« Faire front commun ». L’expression n’est pas galvaudée. En s’exprimant samedi dernier au micro de « Panel Magik », Jacques Sampeur, patron de Radio Antilles et figure tutélaire de la presse haïtienne, a mis des mots sur l’indignation d’une profession : le Conseil Présidentiel de Transition (CPT) chacun a son tour tente d’assassiner la liberté d’expression avant de s’en aller.
Il y a une forme de cynisme tragique dans la démarche du CPT. Alors que le mandat de cette structure hybride arrive à son terme dans quelques jours, avec pour seul héritage un pays livré aux gangs et une économie à l’agonie, ses membres ont choisi de consacrer leurs dernières forces à une « loi bâillon ». Le décret du 18 décembre 2025, sous couvert d’encadrement, est en réalité une guillotine suspendue au-dessus de chaque micro, de chaque plume, de chaque clavier.

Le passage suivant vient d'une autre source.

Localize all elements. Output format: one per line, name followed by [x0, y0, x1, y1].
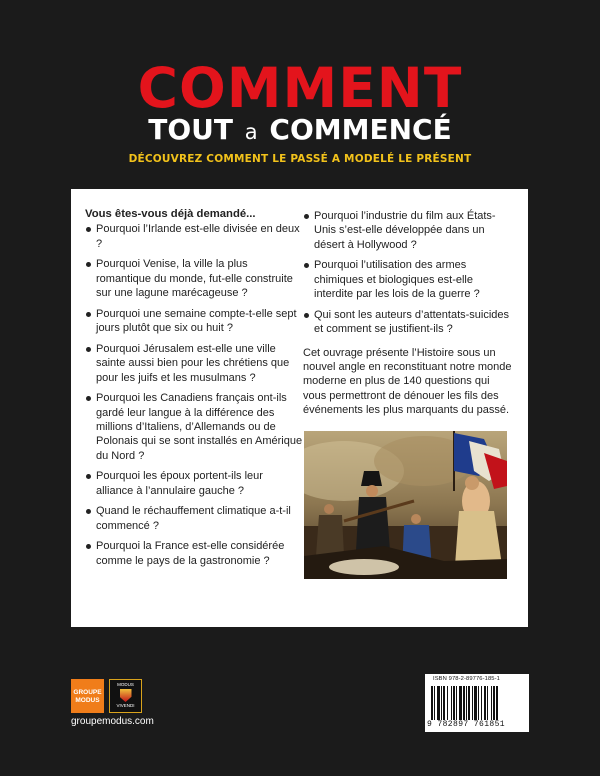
barcode-stripe — [496, 686, 498, 720]
list-item: Qui sont les auteurs d’attentats-suicides et comment se justifient-ils ? — [303, 308, 515, 337]
barcode-stripe — [468, 686, 470, 720]
imprint-bottom: VIVENDI — [116, 703, 135, 708]
logo-line-modus: MODUS — [75, 696, 100, 704]
barcode-stripe — [459, 686, 462, 720]
barcode-stripe — [434, 686, 435, 720]
liberty-leading-the-people-painting — [304, 431, 507, 579]
groupe-modus-logo — [71, 679, 104, 713]
barcode-stripe — [478, 686, 479, 720]
intro-heading: Vous êtes-vous déjà demandé... — [85, 208, 256, 220]
barcode-stripe — [474, 686, 477, 720]
painting-illustration — [304, 431, 507, 579]
barcode-stripe — [487, 686, 488, 720]
barcode-stripe — [484, 686, 486, 720]
barcode-stripe — [481, 686, 482, 720]
subtitle-word-tout: TOUT — [148, 113, 234, 146]
barcode-stripe — [466, 686, 467, 720]
publisher-website: groupemodus.com — [71, 716, 154, 727]
tagline: DÉCOUVREZ COMMENT LE PASSÉ A MODELÉ LE PRÉSENT — [128, 153, 472, 165]
book-subtitle — [0, 114, 600, 148]
content-panel — [71, 189, 528, 627]
question-list-left — [85, 222, 303, 568]
barcode-stripe — [491, 686, 492, 720]
barcode-stripe — [437, 686, 440, 720]
left-column — [85, 207, 303, 574]
list-item: Pourquoi la France est-elle considérée comme le pays de la gastronomie ? — [85, 539, 303, 568]
barcode-stripe — [443, 686, 445, 720]
barcode-stripe — [447, 686, 448, 720]
right-column — [303, 209, 515, 418]
list-item: Pourquoi l’utilisation des armes chimiques et biologiques est-elle interdite par les lois de la guerre ? — [303, 258, 515, 301]
subtitle-word-a: a — [244, 120, 258, 144]
shield-icon — [120, 689, 132, 702]
description-paragraph: Cet ouvrage présente l’Histoire sous un nouvel angle en reconstituant notre monde moderne en plus de 140 questions qui vous permettront de dénouer les fils des événements les plus marquants du passé. — [303, 346, 512, 417]
barcode-stripe — [451, 686, 452, 720]
list-item: Pourquoi une semaine compte-t-elle sept jours plutôt que six ou huit ? — [85, 307, 303, 336]
list-item: Pourquoi Jérusalem est-elle une ville sainte aussi bien pour les chrétiens que pour les juifs et les musulmans ? — [85, 342, 303, 385]
barcode-stripe — [472, 686, 473, 720]
question-list-right — [303, 209, 515, 337]
barcode-stripe — [456, 686, 457, 720]
list-item: Pourquoi l’Irlande est-elle divisée en deux ? — [85, 222, 303, 251]
isbn-barcode — [425, 674, 529, 732]
imprint-top: MODUS — [117, 682, 134, 687]
barcode-stripe — [441, 686, 442, 720]
barcode-stripe — [453, 686, 455, 720]
list-item: Pourquoi Venise, la ville la plus romantique du monde, fut-elle construite sur une lagune marécageuse ? — [85, 257, 303, 300]
barcode-stripe — [493, 686, 495, 720]
publisher-logos — [71, 679, 141, 713]
book-title: COMMENT — [137, 56, 463, 120]
barcode-stripe — [431, 686, 433, 720]
list-item: Pourquoi l’industrie du film aux États-Unis s’est-elle développée dans un désert à Hollywood ? — [303, 209, 515, 252]
list-item: Pourquoi les époux portent-ils leur alliance à l’annulaire gauche ? — [85, 469, 303, 498]
list-item: Pourquoi les Canadiens français ont-ils gardé leur langue à la différence des millions d’Italiens, d’Allemands ou de Polonais qui se sont installés en Amérique du Nord ? — [85, 391, 303, 463]
barcode-number: 9 782897 761851 — [427, 720, 506, 729]
subtitle-word-commence: COMMENCÉ — [269, 113, 452, 146]
barcode-stripe — [463, 686, 465, 720]
isbn-text: ISBN 978-2-89776-185-1 — [433, 676, 500, 682]
logo-line-groupe: GROUPE — [73, 689, 102, 696]
list-item: Quand le réchauffement climatique a-t-il commencé ? — [85, 504, 303, 533]
barcode-bars — [431, 686, 523, 720]
modus-vivendi-logo — [109, 679, 142, 713]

Jacques Sampeur a vu juste : ce décret ne vise pas à réguler, il vise à museler. Comment un pouvoir dont le bilan est jugé « nul et catastrophique » par la majorité des observateurs peut-il s’arroger le droit de définir ce qui est une « diffamation » ou une « atteinte aux symboles » ?
Lorsque l’on a été incapable de sécuriser un kilomètre de route nationale ou de tenir la promesse d’élections, on n’a aucune légitimité morale pour envoyer des journalistes en prison pour « offense aux emblèmes ». La seule offense que subit la nation haïtienne aujourd’hui, c’est l’immobilisme d’un Conseil qui, après avoir échoué sur tous les fronts régaliens, se découvre une vocation de censeur.
Un Front Commun pour la survie démocratique
L’appel de Sampeur est un cri de ralliement. Le secteur médiatique haïtien sait, par expérience historique, que la liberté de la presse est le premier rempart qui tombe avant la dictature. En durcissant les peines de prison pour les délits de presse, le CPT tourne le dos aux principes démocratiques les plus élémentaires.
Les journalistes ne demandent pas l’impunité, ils exigent la liberté. Ils refusent que le droit à l’information soit sacrifié sur l’autel de la survie politique de quelques conseillers en quête d’immunité. Comme l’a souligné le Committee to Protect Journalists (CPJ), ce texte est une menace directe pour le droit du public à savoir.
Le CPT quittera bientôt le Palais, mais il semble vouloir laisser derrière lui un champ de mines juridique pour ses successeurs et pour la société civile. Jacques Sampeur a raison : l’heure n’est plus aux négociations de couloirs, mais à la résistance unie.
Si ce décret n’est pas retiré, le Conseil Présidentiel de Transition chacun a son tour ne sera pas seulement retenu comme celui qui n’a rien fait, mais comme celui qui a tenté de voler aux Haïtiens leur dernier bien précieux : leur parole. La presse haïtienne a survécu aux Duvalier, elle ne se laissera pas enterrer par un décret de fin de règne.
« On veut nous faire peur, mais c’est eux qui craignent la vérité. » — Un sentiment partagé dans les rédactions de Port-au-Prince.